Résumé en anglais: This is a case report of dermatitis associated with the mite Straelensia
cynotis in a dog. The dog lives in rural areas and is in frequent contact with fox dens. The
clinical signs consisted of numerous papules and some nodules scattered at the head, the back
line and the lateral surface of the members of the dog, accompanied by alopecia and scaly
areas. No pruritus was observed. The dissection of the papules and the pathologic analysis of
a biopsy showed the presence of the mite S. cynotis in papules. The dog was treated with
Promeris duo®. The dog has never ceased to be in contact with the forests and fields. The
lesions began to disappear after two weeks and completely disappeared after two months.
Signalement de l’animal: Curly est une chienne Jack Russel à poil dur, noir blanc et feu, non
stérilisée âgée de 2 ans. Son numéro d’identification est le 977200007040204.

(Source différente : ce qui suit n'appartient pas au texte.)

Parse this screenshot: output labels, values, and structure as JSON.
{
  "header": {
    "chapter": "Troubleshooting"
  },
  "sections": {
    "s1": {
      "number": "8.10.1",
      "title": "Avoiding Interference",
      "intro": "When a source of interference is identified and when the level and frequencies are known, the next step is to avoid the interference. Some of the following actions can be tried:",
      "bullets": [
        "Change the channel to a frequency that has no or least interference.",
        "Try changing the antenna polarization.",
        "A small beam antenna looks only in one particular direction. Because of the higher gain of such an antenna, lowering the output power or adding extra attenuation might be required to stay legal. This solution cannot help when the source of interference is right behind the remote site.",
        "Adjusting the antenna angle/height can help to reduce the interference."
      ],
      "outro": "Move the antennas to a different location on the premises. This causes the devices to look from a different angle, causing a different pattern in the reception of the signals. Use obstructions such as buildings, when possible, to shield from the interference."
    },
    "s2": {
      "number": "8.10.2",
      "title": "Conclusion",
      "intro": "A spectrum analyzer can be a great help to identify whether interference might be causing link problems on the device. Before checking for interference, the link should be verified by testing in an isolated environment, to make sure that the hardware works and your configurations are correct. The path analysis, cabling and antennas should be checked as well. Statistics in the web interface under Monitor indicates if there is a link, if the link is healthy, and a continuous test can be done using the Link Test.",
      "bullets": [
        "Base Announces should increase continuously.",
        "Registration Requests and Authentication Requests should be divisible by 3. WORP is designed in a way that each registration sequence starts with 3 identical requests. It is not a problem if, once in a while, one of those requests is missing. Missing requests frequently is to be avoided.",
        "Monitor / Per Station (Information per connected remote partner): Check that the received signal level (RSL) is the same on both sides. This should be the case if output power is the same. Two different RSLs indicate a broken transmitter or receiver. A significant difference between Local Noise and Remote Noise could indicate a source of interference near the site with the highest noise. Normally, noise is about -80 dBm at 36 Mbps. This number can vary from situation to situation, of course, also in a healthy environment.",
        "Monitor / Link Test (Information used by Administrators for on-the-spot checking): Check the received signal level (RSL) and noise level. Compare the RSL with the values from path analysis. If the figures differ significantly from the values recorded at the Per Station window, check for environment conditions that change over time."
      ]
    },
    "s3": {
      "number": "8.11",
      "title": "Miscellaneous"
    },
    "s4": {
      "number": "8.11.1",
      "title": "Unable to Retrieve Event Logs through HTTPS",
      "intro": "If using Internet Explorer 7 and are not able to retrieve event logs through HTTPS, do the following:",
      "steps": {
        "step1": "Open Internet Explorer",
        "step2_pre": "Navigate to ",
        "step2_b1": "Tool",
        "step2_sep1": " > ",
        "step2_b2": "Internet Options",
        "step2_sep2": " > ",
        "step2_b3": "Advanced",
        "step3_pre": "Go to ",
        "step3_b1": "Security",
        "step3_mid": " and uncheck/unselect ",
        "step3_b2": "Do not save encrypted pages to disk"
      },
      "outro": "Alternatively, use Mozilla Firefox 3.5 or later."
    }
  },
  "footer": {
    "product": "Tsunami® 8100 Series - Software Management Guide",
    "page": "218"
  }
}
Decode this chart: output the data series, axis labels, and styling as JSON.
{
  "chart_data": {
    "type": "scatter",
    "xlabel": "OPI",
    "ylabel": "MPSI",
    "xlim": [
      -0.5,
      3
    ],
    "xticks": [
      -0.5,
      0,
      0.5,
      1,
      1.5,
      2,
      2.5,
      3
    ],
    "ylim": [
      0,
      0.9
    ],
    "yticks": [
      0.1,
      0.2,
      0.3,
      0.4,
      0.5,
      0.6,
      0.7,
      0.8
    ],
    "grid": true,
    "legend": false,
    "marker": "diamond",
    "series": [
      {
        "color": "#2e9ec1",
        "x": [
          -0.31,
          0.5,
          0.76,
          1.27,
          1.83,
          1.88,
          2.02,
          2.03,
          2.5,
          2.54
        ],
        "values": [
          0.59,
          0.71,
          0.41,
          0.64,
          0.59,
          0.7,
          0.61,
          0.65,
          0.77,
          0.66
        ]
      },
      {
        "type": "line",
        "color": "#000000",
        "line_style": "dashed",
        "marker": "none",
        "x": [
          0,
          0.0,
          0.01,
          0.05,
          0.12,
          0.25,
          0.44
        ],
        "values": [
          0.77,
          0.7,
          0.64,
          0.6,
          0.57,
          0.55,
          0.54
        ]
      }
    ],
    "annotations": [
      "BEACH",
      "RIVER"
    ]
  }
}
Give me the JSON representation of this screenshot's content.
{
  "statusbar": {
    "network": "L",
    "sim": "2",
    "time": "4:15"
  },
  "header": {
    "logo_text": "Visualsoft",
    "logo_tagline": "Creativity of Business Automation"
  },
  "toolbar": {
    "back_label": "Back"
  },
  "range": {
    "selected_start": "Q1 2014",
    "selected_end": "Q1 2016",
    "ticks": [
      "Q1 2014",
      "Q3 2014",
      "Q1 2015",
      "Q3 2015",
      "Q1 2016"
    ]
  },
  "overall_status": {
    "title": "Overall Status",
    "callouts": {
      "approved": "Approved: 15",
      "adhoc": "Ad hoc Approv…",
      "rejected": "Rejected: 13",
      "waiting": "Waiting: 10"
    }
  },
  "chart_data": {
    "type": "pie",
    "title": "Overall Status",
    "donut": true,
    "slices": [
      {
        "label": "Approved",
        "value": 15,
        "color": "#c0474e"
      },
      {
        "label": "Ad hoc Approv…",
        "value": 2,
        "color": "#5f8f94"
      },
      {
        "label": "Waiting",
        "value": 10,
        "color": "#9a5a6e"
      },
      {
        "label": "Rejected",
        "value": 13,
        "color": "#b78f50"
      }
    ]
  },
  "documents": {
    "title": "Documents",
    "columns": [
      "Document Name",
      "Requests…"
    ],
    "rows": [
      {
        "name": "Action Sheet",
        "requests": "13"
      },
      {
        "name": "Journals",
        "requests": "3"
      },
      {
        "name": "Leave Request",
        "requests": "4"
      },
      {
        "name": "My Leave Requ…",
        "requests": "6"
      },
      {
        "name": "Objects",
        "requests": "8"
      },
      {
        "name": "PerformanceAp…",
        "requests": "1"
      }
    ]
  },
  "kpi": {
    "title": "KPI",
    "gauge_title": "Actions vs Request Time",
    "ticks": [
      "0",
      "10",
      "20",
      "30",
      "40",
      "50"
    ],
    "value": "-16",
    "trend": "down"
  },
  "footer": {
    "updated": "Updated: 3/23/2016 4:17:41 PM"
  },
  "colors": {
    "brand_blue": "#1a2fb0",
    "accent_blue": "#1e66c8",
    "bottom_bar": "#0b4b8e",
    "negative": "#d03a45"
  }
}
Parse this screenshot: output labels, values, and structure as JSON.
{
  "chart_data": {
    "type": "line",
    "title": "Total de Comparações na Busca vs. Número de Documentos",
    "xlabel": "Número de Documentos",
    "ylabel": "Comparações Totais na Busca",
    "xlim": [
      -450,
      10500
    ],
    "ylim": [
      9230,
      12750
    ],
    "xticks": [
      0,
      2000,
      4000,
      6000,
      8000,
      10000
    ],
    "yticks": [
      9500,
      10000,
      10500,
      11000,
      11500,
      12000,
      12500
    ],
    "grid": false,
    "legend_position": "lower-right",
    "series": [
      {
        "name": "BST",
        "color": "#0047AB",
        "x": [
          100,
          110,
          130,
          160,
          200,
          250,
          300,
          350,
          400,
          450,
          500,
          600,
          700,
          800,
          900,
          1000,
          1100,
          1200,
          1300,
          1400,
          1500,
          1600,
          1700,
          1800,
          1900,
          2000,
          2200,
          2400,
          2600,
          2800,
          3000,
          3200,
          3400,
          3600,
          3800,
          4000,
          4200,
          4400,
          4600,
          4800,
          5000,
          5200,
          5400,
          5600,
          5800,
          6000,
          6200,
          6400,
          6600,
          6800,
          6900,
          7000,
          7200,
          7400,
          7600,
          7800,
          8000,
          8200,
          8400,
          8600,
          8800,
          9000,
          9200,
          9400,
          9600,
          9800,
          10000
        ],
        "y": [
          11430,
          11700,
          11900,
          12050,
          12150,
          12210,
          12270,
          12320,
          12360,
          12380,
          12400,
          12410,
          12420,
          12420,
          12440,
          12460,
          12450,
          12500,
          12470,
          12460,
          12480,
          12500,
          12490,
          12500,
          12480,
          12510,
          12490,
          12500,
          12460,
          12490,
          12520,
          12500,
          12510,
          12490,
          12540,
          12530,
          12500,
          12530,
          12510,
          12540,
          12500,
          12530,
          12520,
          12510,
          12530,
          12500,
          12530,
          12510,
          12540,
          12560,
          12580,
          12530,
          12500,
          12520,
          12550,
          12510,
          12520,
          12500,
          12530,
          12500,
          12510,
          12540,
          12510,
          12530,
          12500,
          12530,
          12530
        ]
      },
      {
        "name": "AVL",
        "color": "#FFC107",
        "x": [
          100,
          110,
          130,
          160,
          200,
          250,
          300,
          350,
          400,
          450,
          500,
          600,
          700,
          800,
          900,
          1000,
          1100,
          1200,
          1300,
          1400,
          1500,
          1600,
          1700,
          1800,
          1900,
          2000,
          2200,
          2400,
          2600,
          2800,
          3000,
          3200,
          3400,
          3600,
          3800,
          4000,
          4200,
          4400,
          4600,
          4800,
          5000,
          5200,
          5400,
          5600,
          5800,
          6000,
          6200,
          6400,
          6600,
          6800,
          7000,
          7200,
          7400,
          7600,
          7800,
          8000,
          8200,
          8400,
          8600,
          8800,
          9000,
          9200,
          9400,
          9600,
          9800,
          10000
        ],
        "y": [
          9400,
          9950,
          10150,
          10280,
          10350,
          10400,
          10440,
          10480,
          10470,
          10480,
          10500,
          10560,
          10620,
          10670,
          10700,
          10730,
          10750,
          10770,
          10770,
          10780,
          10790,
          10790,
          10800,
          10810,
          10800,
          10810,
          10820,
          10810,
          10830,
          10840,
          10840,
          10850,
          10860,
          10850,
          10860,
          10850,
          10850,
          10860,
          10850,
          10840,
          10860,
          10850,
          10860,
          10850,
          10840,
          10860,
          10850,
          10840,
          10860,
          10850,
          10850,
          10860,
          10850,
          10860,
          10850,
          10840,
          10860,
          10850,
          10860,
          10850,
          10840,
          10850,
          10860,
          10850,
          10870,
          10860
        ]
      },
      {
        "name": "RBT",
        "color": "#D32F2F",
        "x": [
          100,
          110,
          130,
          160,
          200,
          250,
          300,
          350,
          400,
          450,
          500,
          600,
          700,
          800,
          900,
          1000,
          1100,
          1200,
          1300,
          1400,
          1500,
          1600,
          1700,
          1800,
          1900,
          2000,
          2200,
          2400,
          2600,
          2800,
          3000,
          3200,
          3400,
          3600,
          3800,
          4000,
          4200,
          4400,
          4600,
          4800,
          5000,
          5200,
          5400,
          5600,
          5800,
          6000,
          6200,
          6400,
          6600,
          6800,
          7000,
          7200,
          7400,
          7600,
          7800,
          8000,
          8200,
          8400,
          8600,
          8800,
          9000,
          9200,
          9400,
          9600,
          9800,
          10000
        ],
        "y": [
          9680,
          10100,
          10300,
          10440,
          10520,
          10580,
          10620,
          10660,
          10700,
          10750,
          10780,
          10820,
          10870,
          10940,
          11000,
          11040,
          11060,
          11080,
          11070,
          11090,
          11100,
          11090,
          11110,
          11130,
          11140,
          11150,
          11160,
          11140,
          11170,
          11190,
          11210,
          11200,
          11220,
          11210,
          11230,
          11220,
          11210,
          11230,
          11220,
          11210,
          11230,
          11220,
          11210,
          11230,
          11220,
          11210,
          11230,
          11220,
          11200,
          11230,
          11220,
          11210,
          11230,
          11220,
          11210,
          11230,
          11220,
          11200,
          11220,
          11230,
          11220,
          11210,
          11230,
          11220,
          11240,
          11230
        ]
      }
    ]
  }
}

Anamnèse: En avril 2009, les propriétaires remarquent l’apparition brutale de nombreux petits
« boutons » sur la tête, la ligne du dos, et la face externe des membres de Curly, alors âgée de
un an et demi.
Ils consultent un vétérinaire qui diagnostique une pyodermite. Un traitement antibiotique
(amoxicilline + acide clavulanique : Synulox® pendant 15 jours) et des shampooings à base
de chlorexidine sont prescrits.
Aucune amélioration n’est observée.
Curly vit à la campagne, avec un labrador et 3 chevaux. Le jardin n’est pas clôturé, elle a
accès aux champs avoisinants et va régulièrement dans les tanières de renards. Elle mange des
croquettes Pro plan® pour chien adulte de petite taille. Elle est correctement vaccinée contre
la maladie de Carré, l’hépatite de Rubarth, la parvovirose, la toux des chenils (Canigen®),
ainsi que la rage (Nobivac rabies®). Elle est également régulièrement vermifugée
(Milbemax®).
Examen clinique: Curly est en bon état général, pèse 4 kg, sa température rectale est de
38,5°C, les muqueuses sont roses, le TRC < 2 sec, les orifices respiratoires, digestifs, et
génitaux ne présentent rien d’anormal. L’auscultation cardio-respiratoire est normale
(FC=105 bpm ; FR=18 rpm).
La peau présente de nombreuses papules, et quelques nodules disséminés au niveau de la tête,
de la ligne du dos et de la face externe des membres. Les papules sont fermes et présentent en
leur centre un petit point blanc nacré. Certaines sont croûteuses, et parfois sanieuses.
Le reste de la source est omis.